Il 15 settembre in un parco di Ancona un agente di Polizia ha esploso un colpo di pistola che ha ucciso Narcos, un mix Pitbull di colore nero. Con lui c’era Alessia, la sua persona di riferimento, che racconta una versione dei fatti molto diversa da quella fornita dalla Questura. L’episodio ha aperto un dibattito sulla gestione dell’intervento, sul peso dei pregiudizi verso i cani di tipo Bull e, secondo la giovane, anche su possibili discriminazioni razziali.
Le due versioni e l’agonia di Narcos
Secondo la ricostruzione ufficiale, i poliziotti sarebbero intervenuti per un controllo legato allo spaccio di droga e si sarebbero trovati davanti a “un Pitbull senza guinzaglio e museruola” che correva verso di loro ringhiando. L’agente avrebbe quindi ritenuto inevitabile sparare per proteggere sé stesso e i colleghi.
La versione di Alessia è opposta. Racconta che Narcos era legato a una panchina, addormentato tra lei e il compagno. Al sopraggiungere degli agenti il cane si sarebbe agitato, spezzando il guinzaglio. “È andato verso il poliziotto solo per annusarlo, non per aggredirlo. Lo abbiamo richiamato ed è subito tornato indietro”, spiega.

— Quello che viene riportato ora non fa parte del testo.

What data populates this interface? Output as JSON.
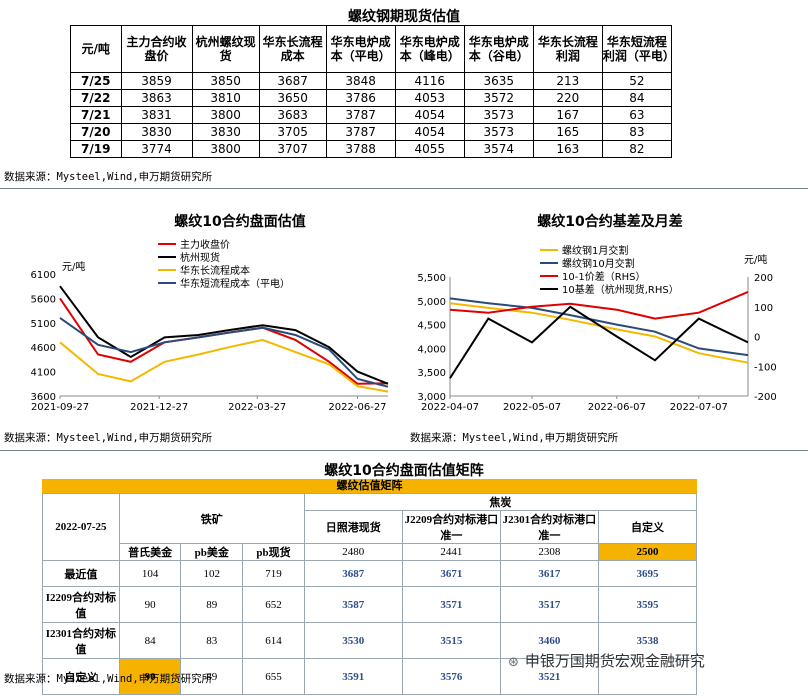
{
  "table1": {
    "title": "螺纹钢期现货估值",
    "headers": [
      "元/吨",
      "主力合约收盘价",
      "杭州螺纹现货",
      "华东长流程成本",
      "华东电炉成本（平电）",
      "华东电炉成本（峰电）",
      "华东电炉成本（谷电）",
      "华东长流程利润",
      "华东短流程利润（平电）"
    ],
    "rows": [
      [
        "7/25",
        "3859",
        "3850",
        "3687",
        "3848",
        "4116",
        "3635",
        "213",
        "52"
      ],
      [
        "7/22",
        "3863",
        "3810",
        "3650",
        "3786",
        "4053",
        "3572",
        "220",
        "84"
      ],
      [
        "7/21",
        "3831",
        "3800",
        "3683",
        "3787",
        "4054",
        "3573",
        "167",
        "63"
      ],
      [
        "7/20",
        "3830",
        "3830",
        "3705",
        "3787",
        "4054",
        "3573",
        "165",
        "83"
      ],
      [
        "7/19",
        "3774",
        "3800",
        "3707",
        "3788",
        "4055",
        "3574",
        "163",
        "82"
      ]
    ],
    "source": "数据来源：Mysteel,Wind,申万期货研究所"
  },
  "chart_data": [
    {
      "type": "line",
      "title": "螺纹10合约盘面估值",
      "ylabel": "元/吨",
      "ylim": [
        3600,
        6100
      ],
      "yticks": [
        "6100",
        "5600",
        "5100",
        "4600",
        "4100",
        "3600"
      ],
      "xticks": [
        "2021-09-27",
        "2021-12-27",
        "2022-03-27",
        "2022-06-27"
      ],
      "x": [
        "2021-09-27",
        "2021-11-01",
        "2021-12-01",
        "2022-01-01",
        "2022-02-01",
        "2022-03-01",
        "2022-04-01",
        "2022-05-01",
        "2022-06-01",
        "2022-06-27",
        "2022-07-25"
      ],
      "series": [
        {
          "name": "主力收盘价",
          "color": "#e00000",
          "values": [
            5600,
            4450,
            4300,
            4700,
            4800,
            4900,
            5000,
            4750,
            4300,
            3850,
            3860
          ]
        },
        {
          "name": "杭州现货",
          "color": "#000000",
          "values": [
            5850,
            4800,
            4400,
            4800,
            4850,
            4950,
            5050,
            4950,
            4600,
            4100,
            3850
          ]
        },
        {
          "name": "华东长流程成本",
          "color": "#f5b800",
          "values": [
            4700,
            4050,
            3900,
            4300,
            4450,
            4600,
            4750,
            4500,
            4250,
            3800,
            3690
          ]
        },
        {
          "name": "华东短流程成本（平电）",
          "color": "#2a4a7a",
          "values": [
            5200,
            4650,
            4500,
            4700,
            4800,
            4900,
            5000,
            4850,
            4550,
            3950,
            3790
          ]
        }
      ],
      "legend_position": "top-right"
    },
    {
      "type": "line",
      "title": "螺纹10合约基差及月差",
      "ylabel_right": "元/吨",
      "ylim": [
        3000,
        5500
      ],
      "ylim_right": [
        -200,
        200
      ],
      "yticks": [
        "5,500",
        "5,000",
        "4,500",
        "4,000",
        "3,500",
        "3,000"
      ],
      "yticks_right": [
        "200",
        "100",
        "0",
        "-100",
        "-200"
      ],
      "xticks": [
        "2022-04-07",
        "2022-05-07",
        "2022-06-07",
        "2022-07-07"
      ],
      "x": [
        "2022-04-07",
        "2022-04-21",
        "2022-05-07",
        "2022-05-21",
        "2022-06-07",
        "2022-06-21",
        "2022-07-07",
        "2022-07-25"
      ],
      "series": [
        {
          "name": "螺纹钢1月交割",
          "color": "#f5b800",
          "axis": "left",
          "values": [
            4950,
            4850,
            4750,
            4600,
            4400,
            4250,
            3900,
            3700
          ]
        },
        {
          "name": "螺纹钢10月交割",
          "color": "#2a4a7a",
          "axis": "left",
          "values": [
            5050,
            4950,
            4850,
            4700,
            4500,
            4350,
            4000,
            3860
          ]
        },
        {
          "name": "10-1价差（RHS）",
          "color": "#e00000",
          "axis": "right",
          "values": [
            90,
            80,
            100,
            110,
            90,
            60,
            80,
            150
          ]
        },
        {
          "name": "10基差（杭州现货,RHS）",
          "color": "#000000",
          "axis": "right",
          "values": [
            -140,
            60,
            -20,
            100,
            0,
            -80,
            60,
            -20
          ]
        }
      ],
      "legend_position": "top-left"
    }
  ],
  "source2": "数据来源：Mysteel,Wind,申万期货研究所",
  "source3": "数据来源：Mysteel,Wind,申万期货研究所",
  "matrix": {
    "title": "螺纹10合约盘面估值矩阵",
    "band": "螺纹估值矩阵",
    "date": "2022-07-25",
    "iron_ore": "铁矿",
    "coke": "焦炭",
    "ore_cols": [
      "普氏美金",
      "pb美金",
      "pb现货"
    ],
    "coke_cols": [
      "日照港现货",
      "J2209合约对标港口准一",
      "J2301合约对标港口准一",
      "自定义"
    ],
    "coke_values": [
      "2480",
      "2441",
      "2308",
      "2500"
    ],
    "rows": [
      {
        "label": "最近值",
        "ore": [
          "104",
          "102",
          "719"
        ],
        "vals": [
          "3687",
          "3671",
          "3617",
          "3695"
        ]
      },
      {
        "label": "I2209合约对标值",
        "ore": [
          "90",
          "89",
          "652"
        ],
        "vals": [
          "3587",
          "3571",
          "3517",
          "3595"
        ]
      },
      {
        "label": "I2301合约对标值",
        "ore": [
          "84",
          "83",
          "614"
        ],
        "vals": [
          "3530",
          "3515",
          "3460",
          "3538"
        ]
      },
      {
        "label": "自定义",
        "ore": [
          "90",
          "89",
          "655"
        ],
        "vals": [
          "3591",
          "3576",
          "3521",
          ""
        ]
      }
    ]
  },
  "watermark": "申银万国期货宏观金融研究",
  "colors": {
    "highlight": "#f5b300",
    "value_blue": "#2f4e8c"
  }
}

Secondo il racconto, proprio mentre Alessia tentava di afferrarlo per il collare, il poliziotto ha sparato un colpo in gola al cane. Narcos è rimasto agonizzante a terra per circa 40 minuti, mentre i soccorsi non arrivavano. Alessia racconta di aver contattato senza successo una clinica veterinaria e la Croce Gialla, mentre gli agenti avrebbero impedito a lei e al compagno di trasportare il cane in un centro specializzato. Narcos è morto tra le braccia della ragazza.
Dopo la sua morte, sempre secondo Alessia, un agente avrebbe consigliato alla famiglia di “cremare subito il corpo e cancellare foto e video dell’accaduto”.
Pregiudizi e discriminazioni
Il caso di Narcos non riguarda soltanto un singolo episodio. Riporta al centro del dibattito i pregiudizi che colpiscono i Pitbull e i molossoidi. Per la loro forza fisica e per la cattiva fama che li circonda, questi cani vengono spesso percepiti come pericolosi a prescindere dal loro comportamento reale. Alessia insiste sul fatto che il suo cane “non era affatto aggressivo”.
La giovane denuncia anche un altro tipo di discriminazione: quella razziale. Di origini domenicane, afferma di essere stata fermata più volte in passato proprio mentre passeggiava con Narcos. “Non è la prima volta che mi fermano. Io sono di colore, in più con un Pitbull… fa strano”, racconta con amarezza.
La morte di Narcos diventa così un caso simbolo, che solleva domande più ampie: quanto contano la paura e i pregiudizi nelle decisioni prese in pochi secondi? Esistono strumenti non letali per gestire situazioni simili? E quanto incidono l’aspetto della persona e la razza del cane nel determinare chi viene percepito come una minaccia?